The multidimensional scaling is a technique for finding coordinates to objects that best reflects their dissimilarities or distances. It is widely used in humanities and marketing to draw perceptual maps. As already stressed by Kruskal in 1964, this problem is hard to solve to optimality even if the number of objects considered is small because of the large number of local optima. In this paper, we use the Variable Neighborhood Search metaheuristic to access this problem. Descent and perturbation schemes are explained and the corresponding results exposed.

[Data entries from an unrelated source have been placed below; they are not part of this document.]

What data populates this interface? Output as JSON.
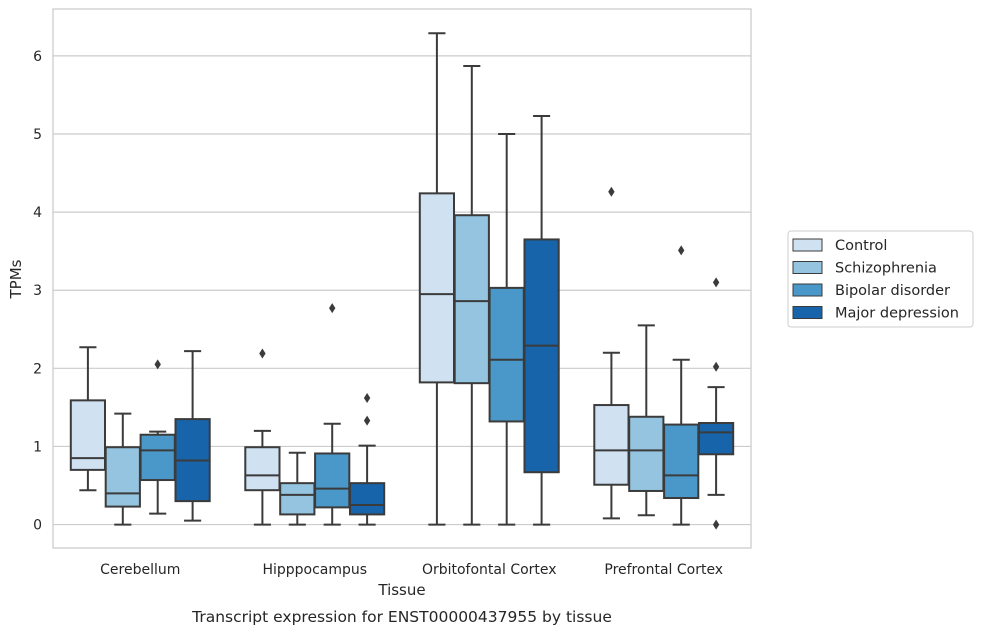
{
  "chart_data": {
    "type": "box",
    "title": "",
    "caption": "Transcript expression for ENST00000437955 by tissue",
    "xlabel": "Tissue",
    "ylabel": "TPMs",
    "ylim": [
      -0.3,
      6.6
    ],
    "yticks": [
      0,
      1,
      2,
      3,
      4,
      5,
      6
    ],
    "grid": "horizontal",
    "legend_position": "right",
    "categories": [
      "Cerebellum",
      "Hipppocampus",
      "Orbitofontal Cortex",
      "Prefrontal Cortex"
    ],
    "series": [
      {
        "name": "Control",
        "color": "#d0e1f2",
        "boxes": [
          {
            "whisker_low": 0.44,
            "q1": 0.7,
            "median": 0.85,
            "q3": 1.59,
            "whisker_high": 2.27,
            "outliers": []
          },
          {
            "whisker_low": 0.0,
            "q1": 0.44,
            "median": 0.63,
            "q3": 0.99,
            "whisker_high": 1.2,
            "outliers": [
              2.19
            ]
          },
          {
            "whisker_low": 0.0,
            "q1": 1.82,
            "median": 2.95,
            "q3": 4.24,
            "whisker_high": 6.29,
            "outliers": []
          },
          {
            "whisker_low": 0.08,
            "q1": 0.51,
            "median": 0.95,
            "q3": 1.53,
            "whisker_high": 2.2,
            "outliers": [
              4.26
            ]
          }
        ]
      },
      {
        "name": "Schizophrenia",
        "color": "#94c4df",
        "boxes": [
          {
            "whisker_low": 0.0,
            "q1": 0.23,
            "median": 0.4,
            "q3": 0.99,
            "whisker_high": 1.42,
            "outliers": []
          },
          {
            "whisker_low": 0.0,
            "q1": 0.13,
            "median": 0.38,
            "q3": 0.53,
            "whisker_high": 0.92,
            "outliers": []
          },
          {
            "whisker_low": 0.0,
            "q1": 1.81,
            "median": 2.86,
            "q3": 3.96,
            "whisker_high": 5.87,
            "outliers": []
          },
          {
            "whisker_low": 0.12,
            "q1": 0.43,
            "median": 0.95,
            "q3": 1.38,
            "whisker_high": 2.55,
            "outliers": []
          }
        ]
      },
      {
        "name": "Bipolar disorder",
        "color": "#4a98c9",
        "boxes": [
          {
            "whisker_low": 0.14,
            "q1": 0.57,
            "median": 0.95,
            "q3": 1.15,
            "whisker_high": 1.19,
            "outliers": [
              2.05
            ]
          },
          {
            "whisker_low": 0.0,
            "q1": 0.22,
            "median": 0.46,
            "q3": 0.91,
            "whisker_high": 1.29,
            "outliers": [
              2.77
            ]
          },
          {
            "whisker_low": 0.0,
            "q1": 1.32,
            "median": 2.11,
            "q3": 3.03,
            "whisker_high": 5.0,
            "outliers": []
          },
          {
            "whisker_low": 0.0,
            "q1": 0.34,
            "median": 0.63,
            "q3": 1.28,
            "whisker_high": 2.11,
            "outliers": [
              3.51
            ]
          }
        ]
      },
      {
        "name": "Major depression",
        "color": "#1764ab",
        "boxes": [
          {
            "whisker_low": 0.05,
            "q1": 0.3,
            "median": 0.82,
            "q3": 1.35,
            "whisker_high": 2.22,
            "outliers": []
          },
          {
            "whisker_low": 0.0,
            "q1": 0.13,
            "median": 0.25,
            "q3": 0.53,
            "whisker_high": 1.01,
            "outliers": [
              1.33,
              1.62
            ]
          },
          {
            "whisker_low": 0.0,
            "q1": 0.67,
            "median": 2.29,
            "q3": 3.65,
            "whisker_high": 5.23,
            "outliers": []
          },
          {
            "whisker_low": 0.38,
            "q1": 0.9,
            "median": 1.18,
            "q3": 1.3,
            "whisker_high": 1.76,
            "outliers": [
              0.0,
              2.02,
              3.1
            ]
          }
        ]
      }
    ]
  }
}
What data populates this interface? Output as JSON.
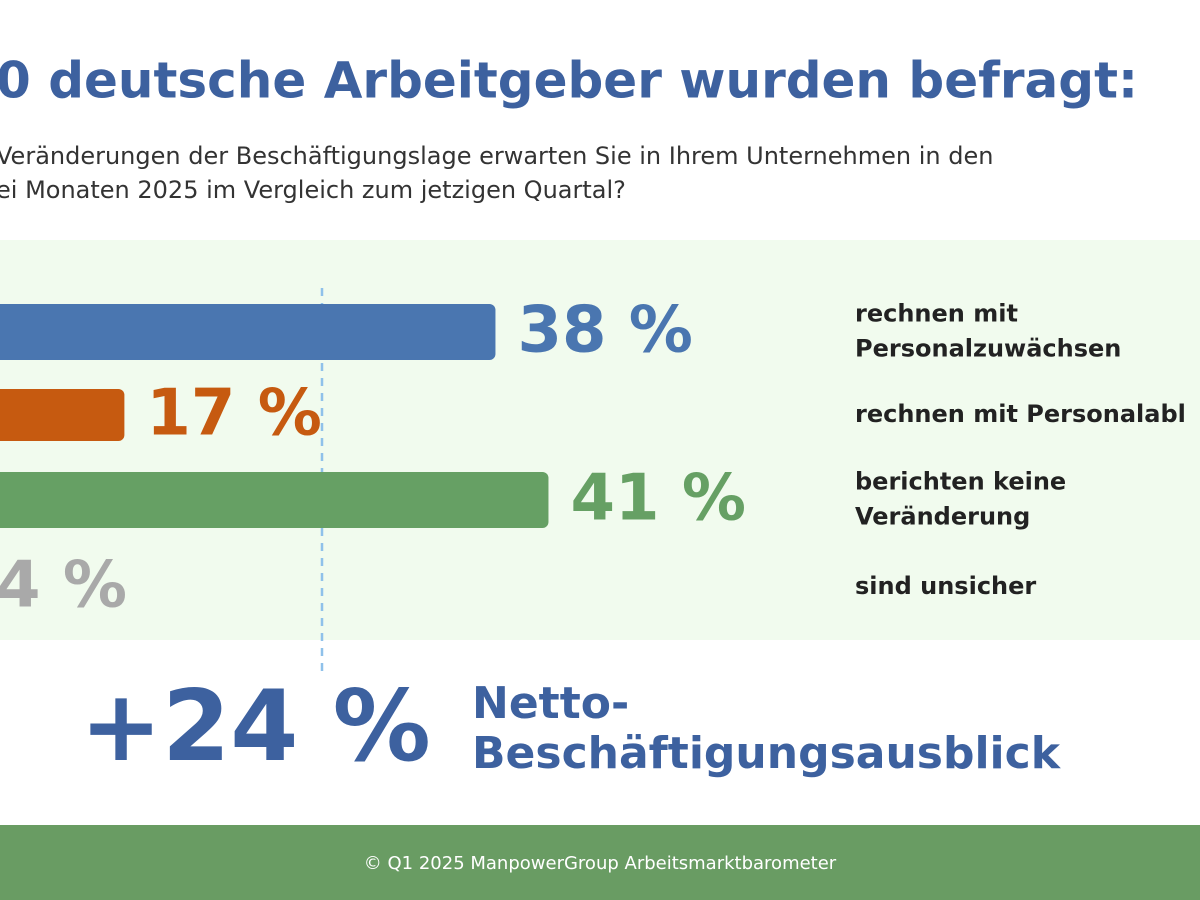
{
  "chart_data": {
    "type": "bar",
    "orientation": "horizontal",
    "title": "0 deutsche Arbeitgeber wurden befragt:",
    "subtitle": [
      "Veränderungen der Beschäftigungslage erwarten Sie in Ihrem Unternehmen in den",
      "ei Monaten 2025 im Vergleich zum jetzigen Quartal?"
    ],
    "categories": [
      [
        "rechnen mit",
        "Personalzuwächsen"
      ],
      [
        "rechnen mit Personalabl"
      ],
      [
        "berichten keine",
        "Veränderung"
      ],
      [
        "sind unsicher"
      ]
    ],
    "values": [
      38,
      17,
      41,
      4
    ],
    "value_labels": [
      "38 %",
      "17 %",
      "41 %",
      "4 %"
    ],
    "colors": [
      "#4a76b0",
      "#c65a10",
      "#66a064",
      "#a9a9a9"
    ],
    "net": {
      "value": 24,
      "label": "+24 %"
    },
    "net_caption": [
      "Netto-",
      "Beschäftigungsausblick"
    ],
    "footer": "© Q1 2025 ManpowerGroup Arbeitsmarktbarometer"
  }
}
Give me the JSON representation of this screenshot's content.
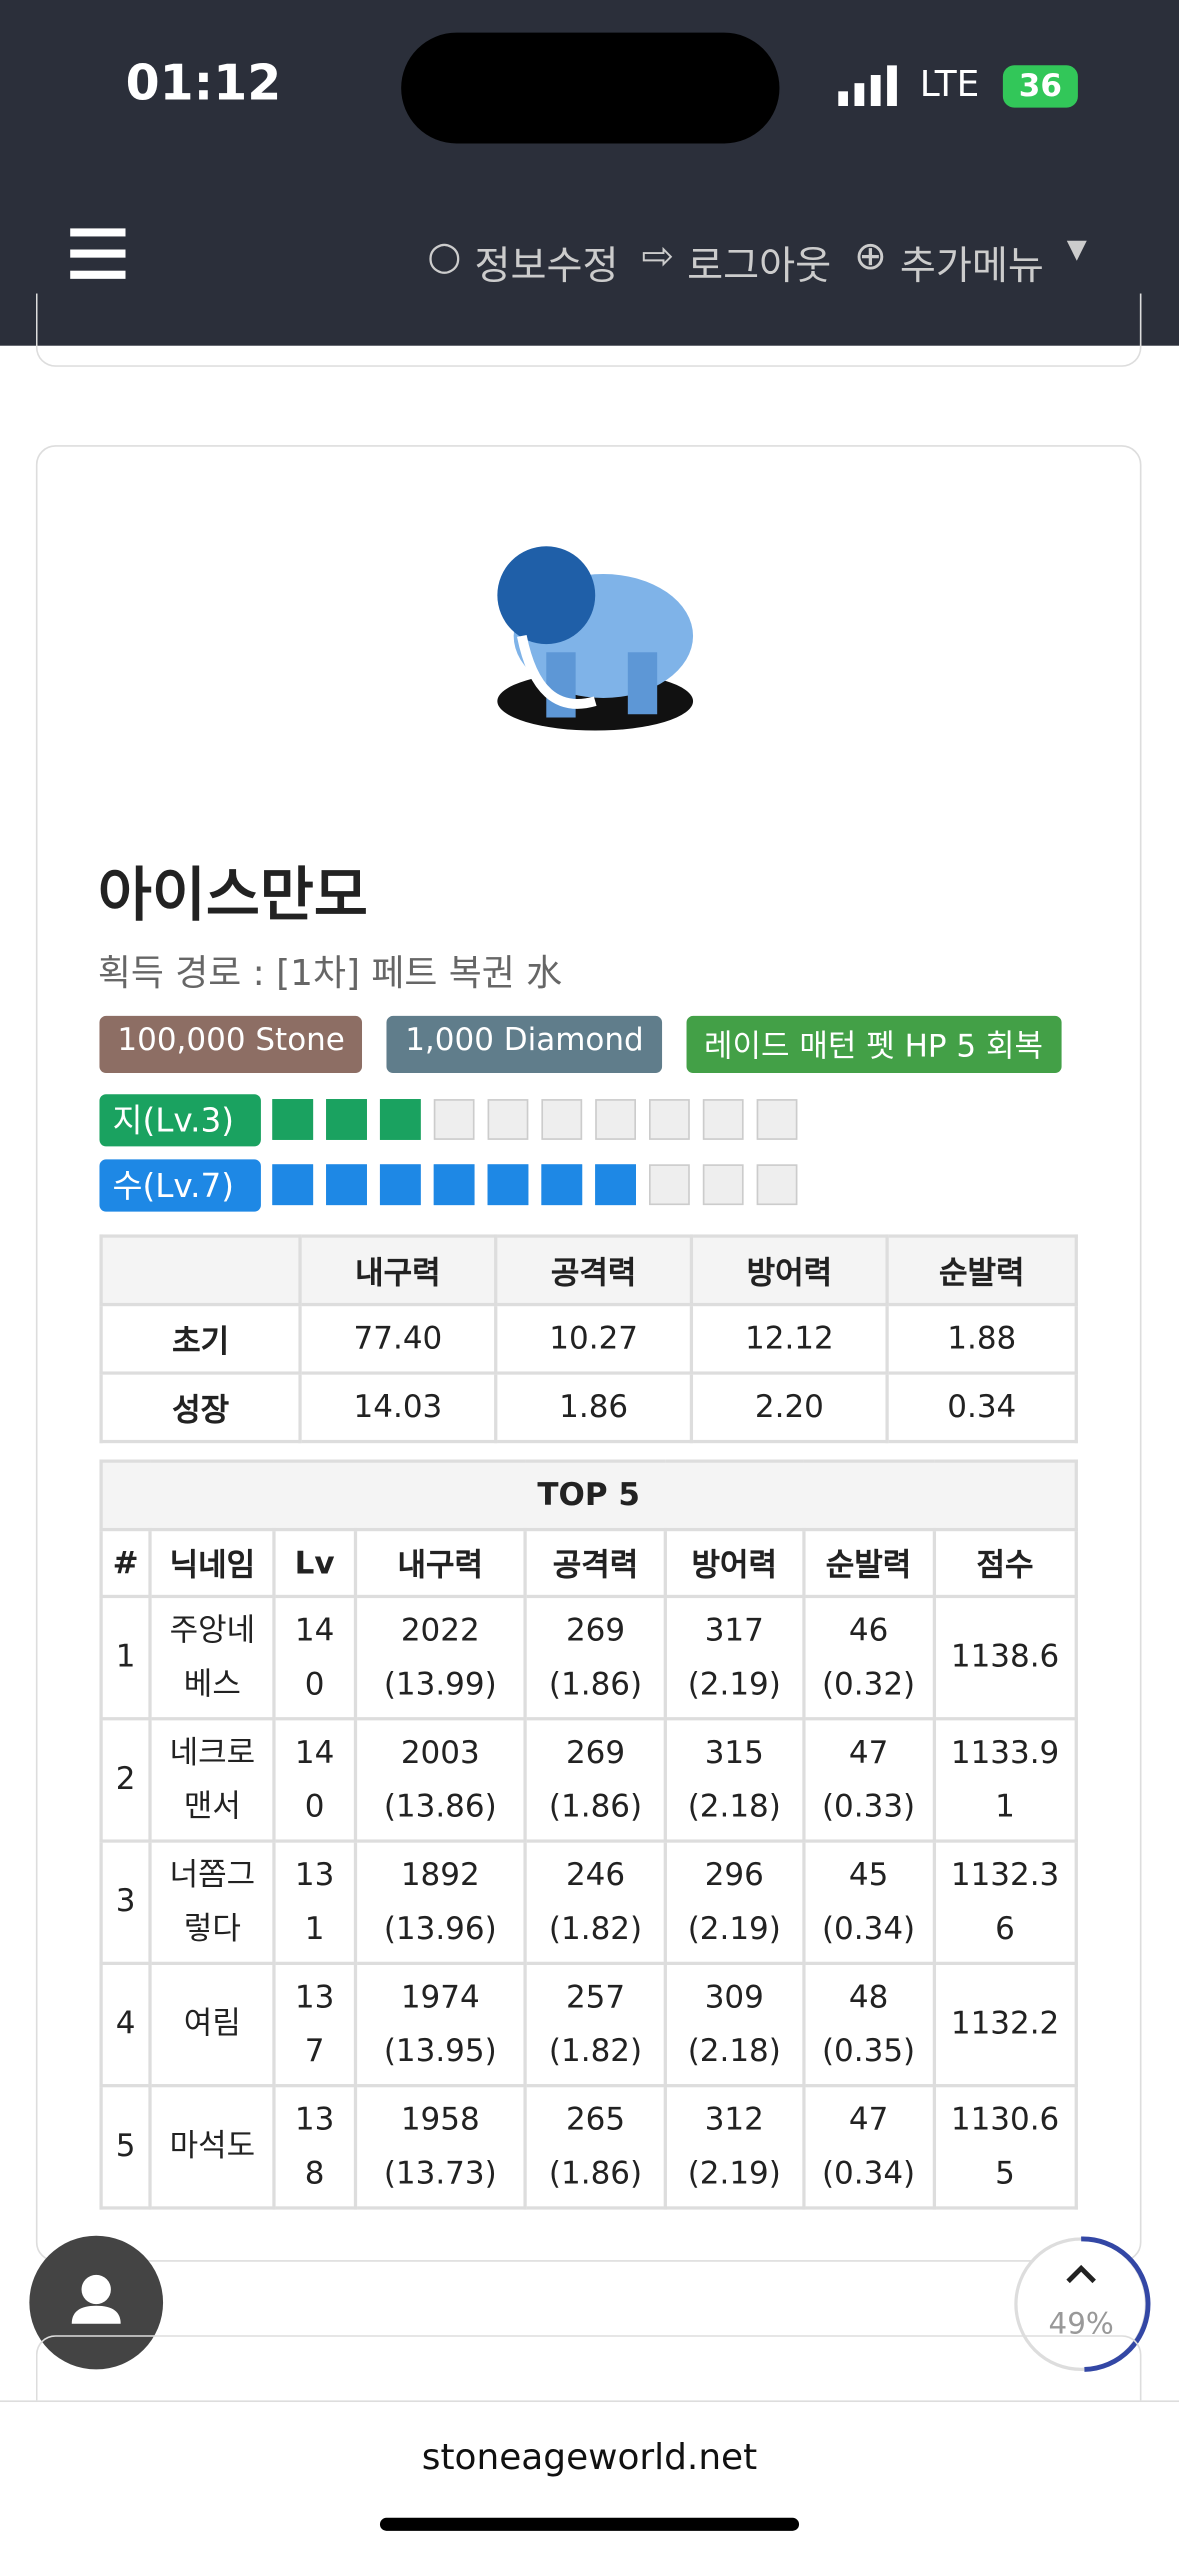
{
  "status": {
    "time": "01:12",
    "network": "LTE",
    "battery": "36"
  },
  "nav": {
    "items": [
      "정보수정",
      "로그아웃",
      "추가메뉴"
    ]
  },
  "card": {
    "name": "아이스만모",
    "source": "획득 경로 : [1차] 페트 복권 水",
    "badges": [
      "100,000 Stone",
      "1,000 Diamond",
      "레이드 매턴 펫 HP 5 회복"
    ],
    "elements": [
      {
        "label": "지(Lv.3)",
        "level": 3,
        "slots": 10,
        "color": "#1aa260"
      },
      {
        "label": "수(Lv.7)",
        "level": 7,
        "slots": 10,
        "color": "#1e88e5"
      }
    ],
    "stats": {
      "headers": [
        "내구력",
        "공격력",
        "방어력",
        "순발력"
      ],
      "rows": [
        {
          "label": "초기",
          "values": [
            "77.40",
            "10.27",
            "12.12",
            "1.88"
          ]
        },
        {
          "label": "성장",
          "values": [
            "14.03",
            "1.86",
            "2.20",
            "0.34"
          ]
        }
      ]
    },
    "top": {
      "title": "TOP 5",
      "headers": [
        "#",
        "닉네임",
        "Lv",
        "내구력",
        "공격력",
        "방어력",
        "순발력",
        "점수"
      ],
      "rows": [
        [
          "1",
          "주앙네베스",
          "140",
          [
            "2022",
            "(13.99)"
          ],
          [
            "269",
            "(1.86)"
          ],
          [
            "317",
            "(2.19)"
          ],
          [
            "46",
            "(0.32)"
          ],
          "1138.6"
        ],
        [
          "2",
          "네크로맨서",
          "140",
          [
            "2003",
            "(13.86)"
          ],
          [
            "269",
            "(1.86)"
          ],
          [
            "315",
            "(2.18)"
          ],
          [
            "47",
            "(0.33)"
          ],
          "1133.91"
        ],
        [
          "3",
          "너쫌그렇다",
          "131",
          [
            "1892",
            "(13.96)"
          ],
          [
            "246",
            "(1.82)"
          ],
          [
            "296",
            "(2.19)"
          ],
          [
            "45",
            "(0.34)"
          ],
          "1132.36"
        ],
        [
          "4",
          "여림",
          "137",
          [
            "1974",
            "(13.95)"
          ],
          [
            "257",
            "(1.82)"
          ],
          [
            "309",
            "(2.18)"
          ],
          [
            "48",
            "(0.35)"
          ],
          "1132.2"
        ],
        [
          "5",
          "마석도",
          "138",
          [
            "1958",
            "(13.73)"
          ],
          [
            "265",
            "(1.86)"
          ],
          [
            "312",
            "(2.19)"
          ],
          [
            "47",
            "(0.34)"
          ],
          "1130.65"
        ]
      ]
    }
  },
  "footer": {
    "url": "stoneageworld.net",
    "scroll": "49%"
  }
}
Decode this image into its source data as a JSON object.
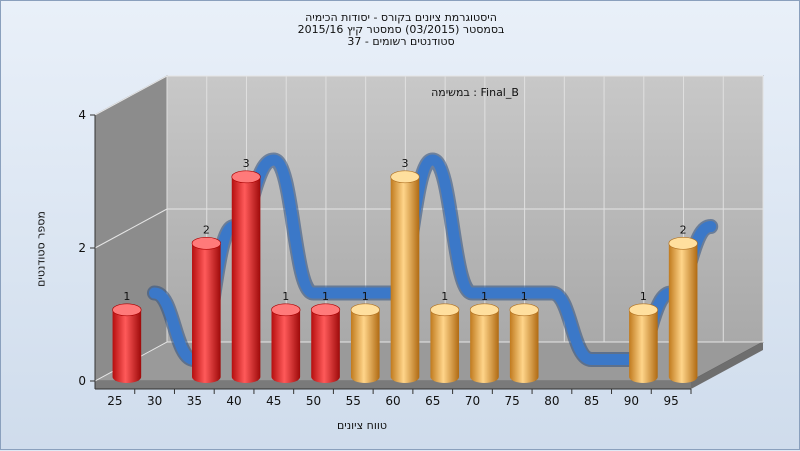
{
  "titles": {
    "line1": "היסטוגרמת ציונים בקורס - יסודות הכימיה",
    "line2": "בסמסטר  (03/2015)  סמסטר קיץ 2015/16",
    "line3": "סטודנטים רשומים - 37"
  },
  "chart_data": {
    "type": "bar",
    "subtitle": "במשימה : Final_B",
    "xlabel": "טווח ציונים",
    "ylabel": "מספר סטודנטים",
    "ylim": [
      0,
      4
    ],
    "yticks": [
      0,
      2,
      4
    ],
    "categories": [
      "25",
      "30",
      "35",
      "40",
      "45",
      "50",
      "55",
      "60",
      "65",
      "70",
      "75",
      "80",
      "85",
      "90",
      "95"
    ],
    "values": [
      1,
      0,
      2,
      3,
      1,
      1,
      1,
      3,
      1,
      1,
      1,
      0,
      0,
      1,
      2
    ],
    "data_labels": [
      "1",
      "",
      "2",
      "3",
      "1",
      "1",
      "1",
      "3",
      "1",
      "1",
      "1",
      "",
      "",
      "1",
      "2"
    ],
    "bar_colors": [
      "#e31b1b",
      "#e31b1b",
      "#e31b1b",
      "#e31b1b",
      "#e31b1b",
      "#e31b1b",
      "#e8a840",
      "#e8a840",
      "#e8a840",
      "#e8a840",
      "#e8a840",
      "#e8a840",
      "#e8a840",
      "#e8a840",
      "#e8a840"
    ],
    "trend_color": "#3b78c8",
    "grid": true
  }
}
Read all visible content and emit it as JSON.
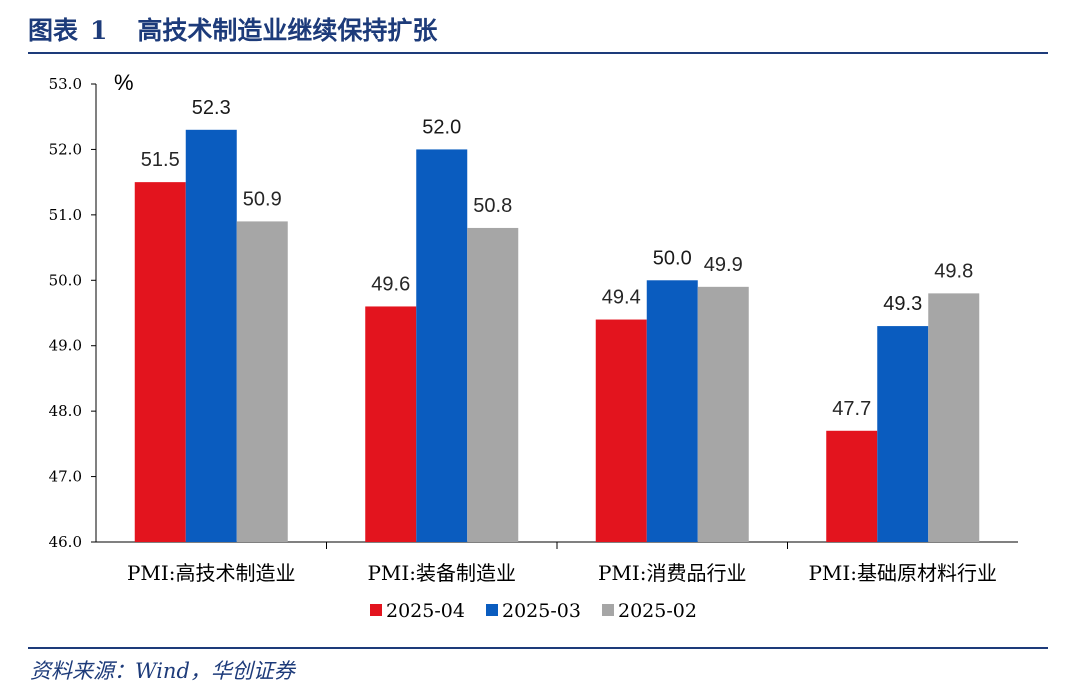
{
  "header": {
    "label": "图表",
    "number": "1",
    "title": "高技术制造业继续保持扩张"
  },
  "footer": {
    "source": "资料来源：Wind，华创证券"
  },
  "colors": {
    "title": "#1d3b7a",
    "series": [
      "#e3141e",
      "#0a5cbf",
      "#a6a6a6"
    ]
  },
  "chart_data": {
    "type": "bar",
    "unit": "%",
    "categories": [
      "PMI:高技术制造业",
      "PMI:装备制造业",
      "PMI:消费品行业",
      "PMI:基础原材料行业"
    ],
    "series": [
      {
        "name": "2025-04",
        "values": [
          51.5,
          49.6,
          49.4,
          47.7
        ]
      },
      {
        "name": "2025-03",
        "values": [
          52.3,
          52.0,
          50.0,
          49.3
        ]
      },
      {
        "name": "2025-02",
        "values": [
          50.9,
          50.8,
          49.9,
          49.8
        ]
      }
    ],
    "ylim": [
      46.0,
      53.0
    ],
    "yticks": [
      "46.0",
      "47.0",
      "48.0",
      "49.0",
      "50.0",
      "51.0",
      "52.0",
      "53.0"
    ],
    "legend_position": "bottom",
    "grid": false,
    "data_labels": true
  }
}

16h45 Tabu Search for the Car Sequencing Problem
  Dumitru Craciunas, Université de Montréal, CRT et Informatique et recherche opérationnelle, C.P. 6128, succ. Centre-Ville, Montréal, Québec, Canada, H3C 3J7
Michel Gendreau, Université de Montréal, CRT et Informatique et recherche opérationnelle, C.P. 6128, Succ. Centre-ville, Montréal, Québec, Canada, H3C 3J7
Jean-Yves Potvin, Université de Montréal, CRT et Informatique et recherche opérationnelle, C.P. 6128, Succ. Centre-ville, Montréal, Québec, Canada, H3C 3J7

The problem considered in this talk consists in sequencing the production of different types of cars on a production line, subject to a number of soft sequencing constraints. The latter are associated with different plant shops: body shop, paint shop and assembly line. Violations to the soft constraints are penalized into the objective and, depending on their relative importance, different hierarchical objective functions are obtained. The proposed heuristics first try to satisfy the most important types of soft constraints, before addressing the others. To this end, a statistical analysis is performed to evaluate how difficult it is to satisfy each type of constraints. This analysis is then used to adjust the search parameters and the computational time allocated to each phase of the search (from the most important types of constraints to the least important). A construction heuristic is first proposed to quickly obtain an initial sequence of cars. Then, a tabu search metaheuristic is applied to further improve this sequence. Computational results are reported on problem instances derived from a real production plant.